Yahoo API Changes
Yahoo changed the API that applications need to use to retrieve the User Profile from their Social Directory API to a Yahoo /userinfo
endpoint. This change implies that the structure of the user profile for Yahoo users in Auth0 will change.
Auth0 previously loaded all the profile data that Yahoo returned, and added these additional fields that were mapped from the Yahoo profile.
Yahoo stopped returning url
, profileUrl
, isConnected
, and a set of other fields listed in Yahoo’s documentation (see "List Of Attributes Deprecated in Social Directory Profile Api").
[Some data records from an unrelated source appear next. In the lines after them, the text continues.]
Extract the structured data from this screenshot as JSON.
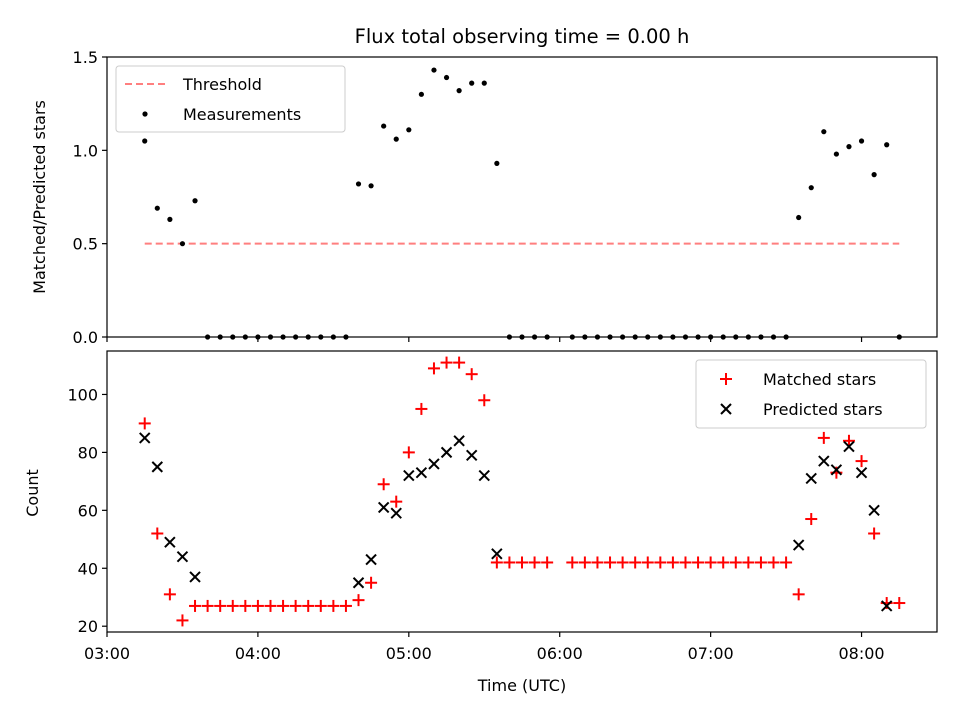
{
  "chart_data": [
    {
      "type": "scatter",
      "title": "Flux total observing time = 0.00 h",
      "xlabel": "",
      "ylabel": "Matched/Predicted stars",
      "xlim": [
        "03:00",
        "08:30"
      ],
      "ylim": [
        0.0,
        1.5
      ],
      "y_ticks": [
        "0.0",
        "0.5",
        "1.0",
        "1.5"
      ],
      "legend_position": "upper left",
      "threshold": {
        "name": "Threshold",
        "value": 0.5,
        "x_start": "03:15",
        "x_end": "08:15",
        "color": "#ff7f7f",
        "style": "dashed"
      },
      "series": [
        {
          "name": "Measurements",
          "color": "#000000",
          "marker": "dot",
          "points": [
            [
              "03:15",
              1.05
            ],
            [
              "03:20",
              0.69
            ],
            [
              "03:25",
              0.63
            ],
            [
              "03:30",
              0.5
            ],
            [
              "03:35",
              0.73
            ],
            [
              "03:40",
              0.0
            ],
            [
              "03:45",
              0.0
            ],
            [
              "03:50",
              0.0
            ],
            [
              "03:55",
              0.0
            ],
            [
              "04:00",
              0.0
            ],
            [
              "04:05",
              0.0
            ],
            [
              "04:10",
              0.0
            ],
            [
              "04:15",
              0.0
            ],
            [
              "04:20",
              0.0
            ],
            [
              "04:25",
              0.0
            ],
            [
              "04:30",
              0.0
            ],
            [
              "04:35",
              0.0
            ],
            [
              "04:40",
              0.82
            ],
            [
              "04:45",
              0.81
            ],
            [
              "04:50",
              1.13
            ],
            [
              "04:55",
              1.06
            ],
            [
              "05:00",
              1.11
            ],
            [
              "05:05",
              1.3
            ],
            [
              "05:10",
              1.43
            ],
            [
              "05:15",
              1.39
            ],
            [
              "05:20",
              1.32
            ],
            [
              "05:25",
              1.36
            ],
            [
              "05:30",
              1.36
            ],
            [
              "05:35",
              0.93
            ],
            [
              "05:40",
              0.0
            ],
            [
              "05:45",
              0.0
            ],
            [
              "05:50",
              0.0
            ],
            [
              "05:55",
              0.0
            ],
            [
              "06:05",
              0.0
            ],
            [
              "06:10",
              0.0
            ],
            [
              "06:15",
              0.0
            ],
            [
              "06:20",
              0.0
            ],
            [
              "06:25",
              0.0
            ],
            [
              "06:30",
              0.0
            ],
            [
              "06:35",
              0.0
            ],
            [
              "06:40",
              0.0
            ],
            [
              "06:45",
              0.0
            ],
            [
              "06:50",
              0.0
            ],
            [
              "06:55",
              0.0
            ],
            [
              "07:00",
              0.0
            ],
            [
              "07:05",
              0.0
            ],
            [
              "07:10",
              0.0
            ],
            [
              "07:15",
              0.0
            ],
            [
              "07:20",
              0.0
            ],
            [
              "07:25",
              0.0
            ],
            [
              "07:30",
              0.0
            ],
            [
              "07:35",
              0.64
            ],
            [
              "07:40",
              0.8
            ],
            [
              "07:45",
              1.1
            ],
            [
              "07:50",
              0.98
            ],
            [
              "07:55",
              1.02
            ],
            [
              "08:00",
              1.05
            ],
            [
              "08:05",
              0.87
            ],
            [
              "08:10",
              1.03
            ],
            [
              "08:15",
              0.0
            ]
          ]
        }
      ]
    },
    {
      "type": "scatter",
      "title": "",
      "xlabel": "Time (UTC)",
      "ylabel": "Count",
      "xlim": [
        "03:00",
        "08:30"
      ],
      "ylim": [
        18,
        115
      ],
      "x_ticks": [
        "03:00",
        "04:00",
        "05:00",
        "06:00",
        "07:00",
        "08:00"
      ],
      "y_ticks": [
        "20",
        "40",
        "60",
        "80",
        "100"
      ],
      "legend_position": "upper right",
      "series": [
        {
          "name": "Matched stars",
          "color": "#ff0000",
          "marker": "plus",
          "points": [
            [
              "03:15",
              90
            ],
            [
              "03:20",
              52
            ],
            [
              "03:25",
              31
            ],
            [
              "03:30",
              22
            ],
            [
              "03:35",
              27
            ],
            [
              "03:40",
              27
            ],
            [
              "03:45",
              27
            ],
            [
              "03:50",
              27
            ],
            [
              "03:55",
              27
            ],
            [
              "04:00",
              27
            ],
            [
              "04:05",
              27
            ],
            [
              "04:10",
              27
            ],
            [
              "04:15",
              27
            ],
            [
              "04:20",
              27
            ],
            [
              "04:25",
              27
            ],
            [
              "04:30",
              27
            ],
            [
              "04:35",
              27
            ],
            [
              "04:40",
              29
            ],
            [
              "04:45",
              35
            ],
            [
              "04:50",
              69
            ],
            [
              "04:55",
              63
            ],
            [
              "05:00",
              80
            ],
            [
              "05:05",
              95
            ],
            [
              "05:10",
              109
            ],
            [
              "05:15",
              111
            ],
            [
              "05:20",
              111
            ],
            [
              "05:25",
              107
            ],
            [
              "05:30",
              98
            ],
            [
              "05:35",
              42
            ],
            [
              "05:40",
              42
            ],
            [
              "05:45",
              42
            ],
            [
              "05:50",
              42
            ],
            [
              "05:55",
              42
            ],
            [
              "06:05",
              42
            ],
            [
              "06:10",
              42
            ],
            [
              "06:15",
              42
            ],
            [
              "06:20",
              42
            ],
            [
              "06:25",
              42
            ],
            [
              "06:30",
              42
            ],
            [
              "06:35",
              42
            ],
            [
              "06:40",
              42
            ],
            [
              "06:45",
              42
            ],
            [
              "06:50",
              42
            ],
            [
              "06:55",
              42
            ],
            [
              "07:00",
              42
            ],
            [
              "07:05",
              42
            ],
            [
              "07:10",
              42
            ],
            [
              "07:15",
              42
            ],
            [
              "07:20",
              42
            ],
            [
              "07:25",
              42
            ],
            [
              "07:30",
              42
            ],
            [
              "07:35",
              31
            ],
            [
              "07:40",
              57
            ],
            [
              "07:45",
              85
            ],
            [
              "07:50",
              73
            ],
            [
              "07:55",
              84
            ],
            [
              "08:00",
              77
            ],
            [
              "08:05",
              52
            ],
            [
              "08:10",
              28
            ],
            [
              "08:15",
              28
            ]
          ]
        },
        {
          "name": "Predicted stars",
          "color": "#000000",
          "marker": "x",
          "points": [
            [
              "03:15",
              85
            ],
            [
              "03:20",
              75
            ],
            [
              "03:25",
              49
            ],
            [
              "03:30",
              44
            ],
            [
              "03:35",
              37
            ],
            [
              "04:40",
              35
            ],
            [
              "04:45",
              43
            ],
            [
              "04:50",
              61
            ],
            [
              "04:55",
              59
            ],
            [
              "05:00",
              72
            ],
            [
              "05:05",
              73
            ],
            [
              "05:10",
              76
            ],
            [
              "05:15",
              80
            ],
            [
              "05:20",
              84
            ],
            [
              "05:25",
              79
            ],
            [
              "05:30",
              72
            ],
            [
              "05:35",
              45
            ],
            [
              "07:35",
              48
            ],
            [
              "07:40",
              71
            ],
            [
              "07:45",
              77
            ],
            [
              "07:50",
              74
            ],
            [
              "07:55",
              82
            ],
            [
              "08:00",
              73
            ],
            [
              "08:05",
              60
            ],
            [
              "08:10",
              27
            ]
          ]
        }
      ]
    }
  ]
}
Those other fields will also not be part of the profile.
The Yahoo /userinfo
endpoint returns different fields depending on the API permissions that you configure in the Yahoo Application definition. Yahoo lets you grant one of four permissions in the Profile (Social Directory) permissions section:
Read Public Basic
Read Public Extended
Read Write Public
Read Write Public and Private
Actions
When configuring the Yahoo Connection in your Auth0 Dashboard, select the attribute that corresponds to the permissions you granted in your Yahoo setup. If you choose an attribute that does not match what you specified on Yahoo, the login transaction will fail.
If you do not select any permissions in the Auth0 connection settings, Auth0 will, by default, ask for the openid
scope which returns the profile fields that correspond to the API permission you specified in the Yahoo Application. For example, if your Yahoo application is configured with the Read Public Extended permission, Yahoo returns the following fields:
sub, name
given_name
family_name
locale
email
email_verified
birthdate
profile_images
picture
preferred_username
phone_number
nickname
If you are using the Yahoo connection to authenticate users and get their basic information, your application will continue to work without changes.
If your application is accessing fields in the user profile that are no longer available, then you will need to enable the correct Connection Attribute in the Auth0 Dashboard and adjust your application code to use the proper field names.